There are times when I feel like ethnography should be less about seeing the local point of view and more about prying free all those sights, events, phenomena that are locally invisible. For everyday life, in my fieldsite at least, is full of little absurdities and small surrealisms that seem to pass without notice.

For example, consider the metro station that I was talking about in my previous post.

As the train approaches on the far track, a decent thicket of people accumulate on the facing platform. They face every which way. They form a long line with denser and emptier patches. They jockey for position on the platform or traverse it aimlessly.

The train inevitably pulls into the station.

After which it inevitably leaves.

And after it departs, the crowd is erased as if a rolling eraser had been wiped along the platform leaving nothing but a few stray bodies where formerly there was a horde.

Needless to say, my point here isn’t to be naive and pretend that something magical happens when a bunch of people get on a train. My point, however, is that at a sheerly visual level it’s quite a strange phenomenon. Visually, the people just vanish. Are effaced with the roar of the clattering wheels.

Not to mention that the social situation in the station is transformed in a matter of moments. Suddenly there’s solitude. The initial sense of getting scratched up by the thorns of a thicket of a crowd’s anonymous gazes gets replaced by an almost peaceful loneliness. One feels the absence of that curious mass expectation that always mounts up as a train approaches; all there is, instead, is a handful of plaintive souls hastening to climb back up the stairs to the street level.
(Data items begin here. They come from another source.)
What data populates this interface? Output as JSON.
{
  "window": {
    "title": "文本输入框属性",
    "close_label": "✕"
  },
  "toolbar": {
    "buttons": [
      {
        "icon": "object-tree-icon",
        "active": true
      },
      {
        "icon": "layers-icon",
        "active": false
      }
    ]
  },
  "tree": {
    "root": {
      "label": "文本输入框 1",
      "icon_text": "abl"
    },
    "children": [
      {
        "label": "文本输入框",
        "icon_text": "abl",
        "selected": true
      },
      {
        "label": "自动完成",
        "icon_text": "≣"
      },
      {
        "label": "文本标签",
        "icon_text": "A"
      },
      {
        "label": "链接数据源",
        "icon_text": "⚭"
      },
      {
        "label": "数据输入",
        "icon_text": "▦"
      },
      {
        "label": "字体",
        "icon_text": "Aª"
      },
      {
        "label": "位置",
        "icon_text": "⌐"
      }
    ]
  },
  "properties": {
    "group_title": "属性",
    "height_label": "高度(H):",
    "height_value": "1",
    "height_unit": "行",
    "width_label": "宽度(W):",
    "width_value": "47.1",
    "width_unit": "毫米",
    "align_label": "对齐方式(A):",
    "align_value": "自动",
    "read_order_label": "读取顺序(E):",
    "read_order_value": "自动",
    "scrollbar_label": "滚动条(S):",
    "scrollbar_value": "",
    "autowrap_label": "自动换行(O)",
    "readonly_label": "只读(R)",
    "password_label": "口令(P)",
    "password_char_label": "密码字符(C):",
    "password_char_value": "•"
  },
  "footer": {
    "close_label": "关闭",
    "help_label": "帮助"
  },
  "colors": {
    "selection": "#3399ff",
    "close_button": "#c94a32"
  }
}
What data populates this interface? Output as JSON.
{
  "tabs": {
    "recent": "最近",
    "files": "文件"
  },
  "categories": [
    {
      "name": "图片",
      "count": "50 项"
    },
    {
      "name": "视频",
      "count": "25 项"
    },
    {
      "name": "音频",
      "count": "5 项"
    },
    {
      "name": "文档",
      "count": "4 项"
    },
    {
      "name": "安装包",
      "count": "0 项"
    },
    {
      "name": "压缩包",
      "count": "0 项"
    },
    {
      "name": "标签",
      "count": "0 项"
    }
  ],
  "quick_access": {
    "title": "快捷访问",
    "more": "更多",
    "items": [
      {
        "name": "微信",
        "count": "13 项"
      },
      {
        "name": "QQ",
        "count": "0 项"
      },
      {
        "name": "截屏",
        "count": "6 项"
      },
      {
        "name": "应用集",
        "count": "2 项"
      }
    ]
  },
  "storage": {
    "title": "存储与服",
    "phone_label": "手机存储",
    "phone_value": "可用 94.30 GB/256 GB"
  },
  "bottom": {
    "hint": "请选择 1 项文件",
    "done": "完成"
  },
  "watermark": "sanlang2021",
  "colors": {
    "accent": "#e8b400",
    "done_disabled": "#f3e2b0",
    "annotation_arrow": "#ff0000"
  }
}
The large group that formerly waited together for the train in a mass demonstration of collective purpose gets replaced by a cluttered mass of individuals who immediately go off in separate directions.

This phenomenon occurs, repeats, repeats, repeats again. The light shifts on the arched roof of the station and shifts again, as the crowd casts shadows and the train catches the light. But you don’t see that, because your own train has probably arrived before you can observe many trains pass on the opposite track.

On the metro, there are further surrealisms that everyone ignores for the greater glory of the cause of minding their own business. Lights and lost spaces streak by in the tunnel. Hisses and roars and sometimes the smell of anomalous chemicals, like the intense smell of sulphur just north of Carrefour Pleyel in St-Ouen, come and go without comment.

It’s enough to make me feel that there needs to be some sort of theory of mass inattention to the mysterious. A theory of the regimentation and sterilization of urban perception. A theory of the way things become mundane.